Among the principles listed in the report are exploring attendee identities; helping attendees make better decisions; creating a sense of belonging; rethinking the factors in the event’s value proposition; gathering emotional data; and encouraging “play” and experimentation.
The report includes some “tools and takeaways” to guide event planners around implementing its findings. Beth Surmont, FASAE, CAE, VP of event strategy and design at 360 Live Media, says personalization and flexibility can be a challenge at association events.
“We’re very accustomed to having things designed just for us, like our phones,” she said. “But in general, events are terrible at it. I sometimes say that events are the last one-size-fits-all experience.”

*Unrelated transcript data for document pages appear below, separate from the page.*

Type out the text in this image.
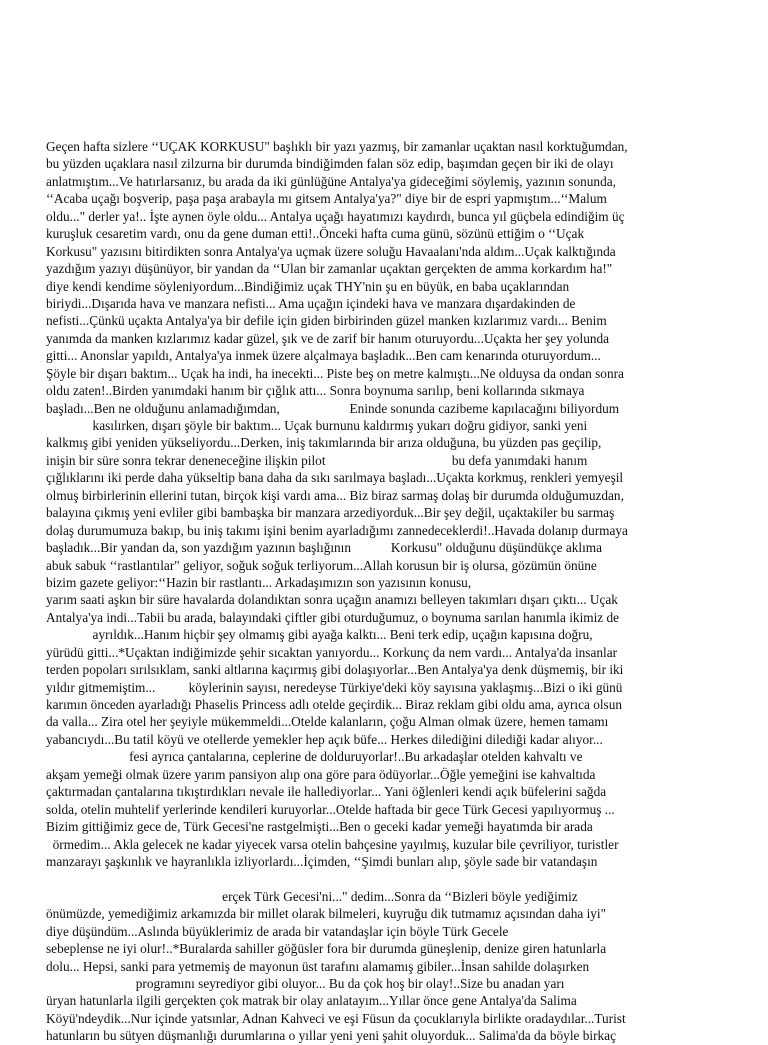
Geçen hafta sizlere ‘‘UÇAK KORKUSU" başlıklı bir yazı yazmış, bir zamanlar uçaktan nasıl korktuğumdan,
bu yüzden uçaklara nasıl zilzurna bir durumda bindiğimden falan söz edip, başımdan geçen bir iki de olayı
anlatmıştım...Ve hatırlarsanız, bu arada da iki günlüğüne Antalya'ya gideceğimi söylemiş, yazının sonunda,
‘‘Acaba uçağı boşverip, paşa paşa arabayla mı gitsem Antalya'ya?" diye bir de espri yapmıştım...‘‘Malum
oldu..." derler ya!.. İşte aynen öyle oldu... Antalya uçağı hayatımızı kaydırdı, bunca yıl güçbela edindiğim üç
kuruşluk cesaretim vardı, onu da gene duman etti!..Önceki hafta cuma günü, sözünü ettiğim o ‘‘Uçak
Korkusu" yazısını bitirdikten sonra Antalya'ya uçmak üzere soluğu Havaalanı'nda aldım...Uçak kalktığında
yazdığım yazıyı düşünüyor, bir yandan da ‘‘Ulan bir zamanlar uçaktan gerçekten de amma korkardım ha!"
diye kendi kendime söyleniyordum...Bindiğimiz uçak THY'nin şu en büyük, en baba uçaklarından
biriydi...Dışarıda hava ve manzara nefisti... Ama uçağın içindeki hava ve manzara dışardakinden de
nefisti...Çünkü uçakta Antalya'ya bir defile için giden birbirinden güzel manken kızlarımız vardı... Benim
yanımda da manken kızlarımız kadar güzel, şık ve de zarif bir hanım oturuyordu...Uçakta her şey yolunda
gitti... Anonslar yapıldı, Antalya'ya inmek üzere alçalmaya başladık...Ben cam kenarında oturuyordum...
Şöyle bir dışarı baktım... Uçak ha indi, ha inecekti... Piste beş on metre kalmıştı...Ne olduysa da ondan sonra
oldu zaten!..Birden yanımdaki hanım bir çığlık attı... Sonra boynuma sarılıp, beni kollarında sıkmaya
başladı...Ben ne olduğunu anlamadığımdan,                     Eninde sonunda cazibeme kapılacağını biliyordum
kasılırken, dışarı şöyle bir baktım... Uçak burnunu kaldırmış yukarı doğru gidiyor, sanki yeni
kalkmış gibi yeniden yükseliyordu...Derken, iniş takımlarında bir arıza olduğuna, bu yüzden pas geçilip,
inişin bir süre sonra tekrar deneneceğine ilişkin pilot                                      bu defa yanımdaki hanım
çığlıklarını iki perde daha yükseltip bana daha da sıkı sarılmaya başladı...Uçakta korkmuş, renkleri yemyeşil
olmuş birbirlerinin ellerini tutan, birçok kişi vardı ama... Biz biraz sarmaş dolaş bir durumda olduğumuzdan,
balayına çıkmış yeni evliler gibi bambaşka bir manzara arzediyorduk...Bir şey değil, uçaktakiler bu sarmaş
dolaş durumumuza bakıp, bu iniş takımı işini benim ayarladığımı zannedeceklerdi!..Havada dolanıp durmaya
başladık...Bir yandan da, son yazdığım yazının başlığının            Korkusu" olduğunu düşündükçe aklıma
abuk sabuk ‘‘rastlantılar" geliyor, soğuk soğuk terliyorum...Allah korusun bir iş olursa, gözümün önüne
bizim gazete geliyor:‘‘Hazin bir rastlantı... Arkadaşımızın son yazısının konusu,
yarım saati aşkın bir süre havalarda dolandıktan sonra uçağın anamızı belleyen takımları dışarı çıktı... Uçak
Antalya'ya indi...Tabii bu arada, balayındaki çiftler gibi oturduğumuz, o boynuma sarılan hanımla ikimiz de
ayrıldık...Hanım hiçbir şey olmamış gibi ayağa kalktı... Beni terk edip, uçağın kapısına doğru,
yürüdü gitti...*Uçaktan indiğimizde şehir sıcaktan yanıyordu... Korkunç da nem vardı... Antalya'da insanlar
terden popoları sırılsıklam, sanki altlarına kaçırmış gibi dolaşıyorlar...Ben Antalya'ya denk düşmemiş, bir iki
yıldır gitmemiştim...          köylerinin sayısı, neredeyse Türkiye'deki köy sayısına yaklaşmış...Bizi o iki günü
karımın önceden ayarladığı Phaselis Princess adlı otelde geçirdik... Biraz reklam gibi oldu ama, ayrıca olsun
da valla... Zira otel her şeyiyle mükemmeldi...Otelde kalanların, çoğu Alman olmak üzere, hemen tamamı
yabancıydı...Bu tatil köyü ve otellerde yemekler hep açık büfe... Herkes dilediğini dilediği kadar alıyor...
fesi ayrıca çantalarına, ceplerine de dolduruyorlar!..Bu arkadaşlar otelden kahvaltı ve
akşam yemeği olmak üzere yarım pansiyon alıp ona göre para ödüyorlar...Öğle yemeğini ise kahvaltıda
çaktırmadan çantalarına tıkıştırdıkları nevale ile hallediyorlar... Yani öğlenleri kendi açık büfelerini sağda
solda, otelin muhtelif yerlerinde kendileri kuruyorlar...Otelde haftada bir gece Türk Gecesi yapılıyormuş ...
Bizim gittiğimiz gece de, Türk Gecesi'ne rastgelmişti...Ben o geceki kadar yemeği hayatımda bir arada
örmedim... Akla gelecek ne kadar yiyecek varsa otelin bahçesine yayılmış, kuzular bile çevriliyor, turistler
manzarayı şaşkınlık ve hayranlıkla izliyorlardı...İçimden, ‘‘Şimdi bunları alıp, şöyle sade bir vatandaşın
erçek Türk Gecesi'ni..." dedim...Sonra da ‘‘Bizleri böyle yediğimiz
önümüzde, yemediğimiz arkamızda bir millet olarak bilmeleri, kuyruğu dik tutmamız açısından daha iyi"
diye düşündüm...Aslında büyüklerimiz de arada bir vatandaşlar için böyle Türk Gecele
sebeplense ne iyi olur!..*Buralarda sahiller göğüsler fora bir durumda güneşlenip, denize giren hatunlarla
dolu... Hepsi, sanki para yetmemiş de mayonun üst tarafını alamamış gibiler...İnsan sahilde dolaşırken
programını seyrediyor gibi oluyor... Bu da çok hoş bir olay!..Size bu anadan yarı
üryan hatunlarla ilgili gerçekten çok matrak bir olay anlatayım...Yıllar önce gene Antalya'da Salima
Köyü'ndeydik...Nur içinde yatsınlar, Adnan Kahveci ve eşi Füsun da çocuklarıyla birlikte oradaydılar...Turist
hatunların bu sütyen düşmanlığı durumlarına o yıllar yeni yeni şahit oluyorduk... Salima'da da böyle birkaç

"We have to stop asking things like, “Did you like the chicken at lunch?” and “How was the hotel?” - Beth Surmont, FASAE, CAE, 360 Live Media
To start the personalization process, Surmont encourages organizations to think not just about attendee demographics but also about personas—the handful of character types who are likely to attend an event. Developing personas is time-consuming and complex, she cautioned; it requires multiple one-on-one interviews and an eye for fine distinctions.
“We have a set of questions that will help us start to understand their motivations, behaviors, how they approach the world,” Surmont said. “From there, we’re usually able to develop a set of patterns.”
Persona development is related to gathering emotional data, which Surmont said should expand beyond simplistic questions about the conference experiences.
“We have to stop asking things like, ‘Did you like the chicken at lunch?’ and ‘How was the hotel?’” she said. “I’m interested in the things that people tend to have an emotional response to. ‘What makes you excited about your job?’ Or ‘Why did you get involved in this work in the first place?’ I find that to be very powerful, because oftentimes people have very personal reasons for what they do.”
Creating a sense of play at an event can be particularly tricky at association events, especially for medical and scientific groups, Surmont said: “There’s this idea that play will negate any scientific rigor.”
But she added that a tweak to phrasing might help get attendees more comfortable with more interactive and “playful” activities: “I don’t typically use the word ‘play.’ I’ll say something like ‘intentional networking’ or ‘intentional problem-solving.’ Some of this goes back to persona research—you want to know what kinds of things excite your audience around play and fun, and then design around that.”
Regardless of the specific tactics a meeting planner uses, Surmont said, the overall strategy should think beyond familiar attendance and demographic data.
“Your association and your event is not made up of numbers; it’s made up of people,” she said. “When you stop designing for numbers and you start designing for people, you’re going to have a lot more impact on your audience and on what you want the event to achieve overall.”